For instance, if the log contains a sequence of database operations, and if the same sequence of operations is applied to the (local) database on each replica, eventually all replicas will end up with the same database content (provided that they all started with the same initial database state).

Chubby 是 Google 公司内部使用的一个提供分布式锁机制和存储小文件的容错系统,通常一个数据中心运行一个 Chubby 实例,GFS、Bigtable 等应用(Chubby Clients)使用 Chubby 作为协调者来存储少量元数据。

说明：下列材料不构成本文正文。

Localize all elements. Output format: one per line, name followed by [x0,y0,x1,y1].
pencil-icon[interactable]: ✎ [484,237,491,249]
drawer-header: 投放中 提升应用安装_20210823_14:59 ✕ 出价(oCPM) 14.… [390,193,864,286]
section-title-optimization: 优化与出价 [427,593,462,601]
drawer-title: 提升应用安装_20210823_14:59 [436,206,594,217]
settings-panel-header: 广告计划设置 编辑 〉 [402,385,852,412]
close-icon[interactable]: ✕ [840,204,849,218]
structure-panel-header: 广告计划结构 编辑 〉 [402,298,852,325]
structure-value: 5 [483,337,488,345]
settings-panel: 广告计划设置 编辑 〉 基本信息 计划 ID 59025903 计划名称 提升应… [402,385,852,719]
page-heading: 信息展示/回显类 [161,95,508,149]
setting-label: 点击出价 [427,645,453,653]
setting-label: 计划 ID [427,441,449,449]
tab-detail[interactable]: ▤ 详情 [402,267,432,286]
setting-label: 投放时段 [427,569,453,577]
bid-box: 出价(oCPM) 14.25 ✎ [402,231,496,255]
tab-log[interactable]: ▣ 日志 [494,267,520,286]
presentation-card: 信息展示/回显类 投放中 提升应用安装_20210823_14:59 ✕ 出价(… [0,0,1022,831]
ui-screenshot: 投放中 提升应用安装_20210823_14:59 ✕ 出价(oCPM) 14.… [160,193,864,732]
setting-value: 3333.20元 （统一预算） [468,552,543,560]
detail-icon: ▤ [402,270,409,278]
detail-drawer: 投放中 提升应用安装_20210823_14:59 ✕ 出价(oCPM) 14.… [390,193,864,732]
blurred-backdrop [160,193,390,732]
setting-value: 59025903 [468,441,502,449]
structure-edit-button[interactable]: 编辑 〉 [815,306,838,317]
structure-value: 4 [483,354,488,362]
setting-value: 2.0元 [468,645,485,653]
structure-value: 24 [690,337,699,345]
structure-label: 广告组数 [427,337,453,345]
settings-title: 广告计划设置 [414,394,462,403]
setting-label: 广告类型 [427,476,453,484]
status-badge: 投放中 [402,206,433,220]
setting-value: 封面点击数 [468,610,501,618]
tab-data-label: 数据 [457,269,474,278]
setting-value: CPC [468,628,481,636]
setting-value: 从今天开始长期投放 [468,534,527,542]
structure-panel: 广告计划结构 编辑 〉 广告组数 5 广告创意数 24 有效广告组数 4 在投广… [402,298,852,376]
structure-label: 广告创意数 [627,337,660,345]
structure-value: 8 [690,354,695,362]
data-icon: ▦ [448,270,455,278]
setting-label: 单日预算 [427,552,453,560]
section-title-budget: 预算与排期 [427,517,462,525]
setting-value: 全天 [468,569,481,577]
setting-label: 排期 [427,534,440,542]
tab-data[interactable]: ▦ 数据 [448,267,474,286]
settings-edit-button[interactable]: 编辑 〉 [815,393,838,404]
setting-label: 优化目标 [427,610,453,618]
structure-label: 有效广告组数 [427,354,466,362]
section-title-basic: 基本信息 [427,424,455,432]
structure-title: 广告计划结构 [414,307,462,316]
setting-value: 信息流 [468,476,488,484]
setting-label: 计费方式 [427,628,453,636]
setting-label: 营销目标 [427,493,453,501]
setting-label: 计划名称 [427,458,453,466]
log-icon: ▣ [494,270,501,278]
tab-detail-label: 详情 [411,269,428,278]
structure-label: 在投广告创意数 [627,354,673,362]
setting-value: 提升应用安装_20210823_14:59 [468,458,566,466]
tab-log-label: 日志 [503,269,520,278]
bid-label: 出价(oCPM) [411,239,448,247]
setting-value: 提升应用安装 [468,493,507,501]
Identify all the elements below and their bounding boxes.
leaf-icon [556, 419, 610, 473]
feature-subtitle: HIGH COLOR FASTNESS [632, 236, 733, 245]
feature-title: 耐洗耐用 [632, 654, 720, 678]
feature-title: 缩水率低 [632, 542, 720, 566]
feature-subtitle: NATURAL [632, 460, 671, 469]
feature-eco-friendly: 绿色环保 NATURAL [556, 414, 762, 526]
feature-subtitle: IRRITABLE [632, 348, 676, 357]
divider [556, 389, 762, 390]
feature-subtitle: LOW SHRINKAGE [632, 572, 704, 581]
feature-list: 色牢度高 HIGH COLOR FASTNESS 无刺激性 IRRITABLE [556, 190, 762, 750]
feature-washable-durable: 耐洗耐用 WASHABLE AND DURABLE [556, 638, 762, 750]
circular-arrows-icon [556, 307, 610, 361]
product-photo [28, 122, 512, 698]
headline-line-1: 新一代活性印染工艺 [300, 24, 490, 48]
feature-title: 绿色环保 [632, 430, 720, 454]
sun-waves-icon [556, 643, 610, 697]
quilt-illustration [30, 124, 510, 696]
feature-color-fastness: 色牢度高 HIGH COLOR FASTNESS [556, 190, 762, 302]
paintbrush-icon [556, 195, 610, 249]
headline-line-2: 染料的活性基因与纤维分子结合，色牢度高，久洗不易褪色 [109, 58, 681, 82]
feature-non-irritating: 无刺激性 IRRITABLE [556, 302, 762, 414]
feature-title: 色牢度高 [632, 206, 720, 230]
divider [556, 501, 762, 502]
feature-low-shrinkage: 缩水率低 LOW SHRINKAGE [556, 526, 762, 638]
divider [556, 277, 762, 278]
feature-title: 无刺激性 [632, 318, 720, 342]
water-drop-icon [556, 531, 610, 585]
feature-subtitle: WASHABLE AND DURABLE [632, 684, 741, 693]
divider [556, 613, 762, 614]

Chubby 通过复制来容错,一个 Chubby 实例通常由五个副本(replica)组成,每个副本运行同样的代码,各自部署在独立的机器上。在任一时刻,其中的一个 replica 被认为是 master 且服务所有的客户端请求。下图是一个 replica 的架构:

Chubby replica

各模块的功能

  • Fault-tolerant Log 基于 Paxos 算法,保证各 replica 本地日志的一致性
  • Log 即 replay-log,保存 Fault-tolerant Log 持久化的日志,用于失败恢复
  • Fault-tolerant DB 保存 Chubby 的状态
  • Snapshot 保存 Fault-tolerant DB 的状态快照,快照成功后可以清理无用的 replay-log 以避免存储耗尽和缩短日志回放时间

可以看出这是一种典型的复制状态机模型(replicate state machine)。

Paxos

论文对于 Paxos 算法的描述不同于 Paxos Made Simple,将其分为了三个阶段:

  1. Elect a replica to be the coordinator.
  2. The coordinator selects a value and broadcasts it to all replicas in a message called the accept message. Other replicas either acknowledge this message or reject it.
  3. Once a majority of the replicas acknowledge the coordinator, consensus has been reached, and the coordinator broadcasts a commit message to notify replicas.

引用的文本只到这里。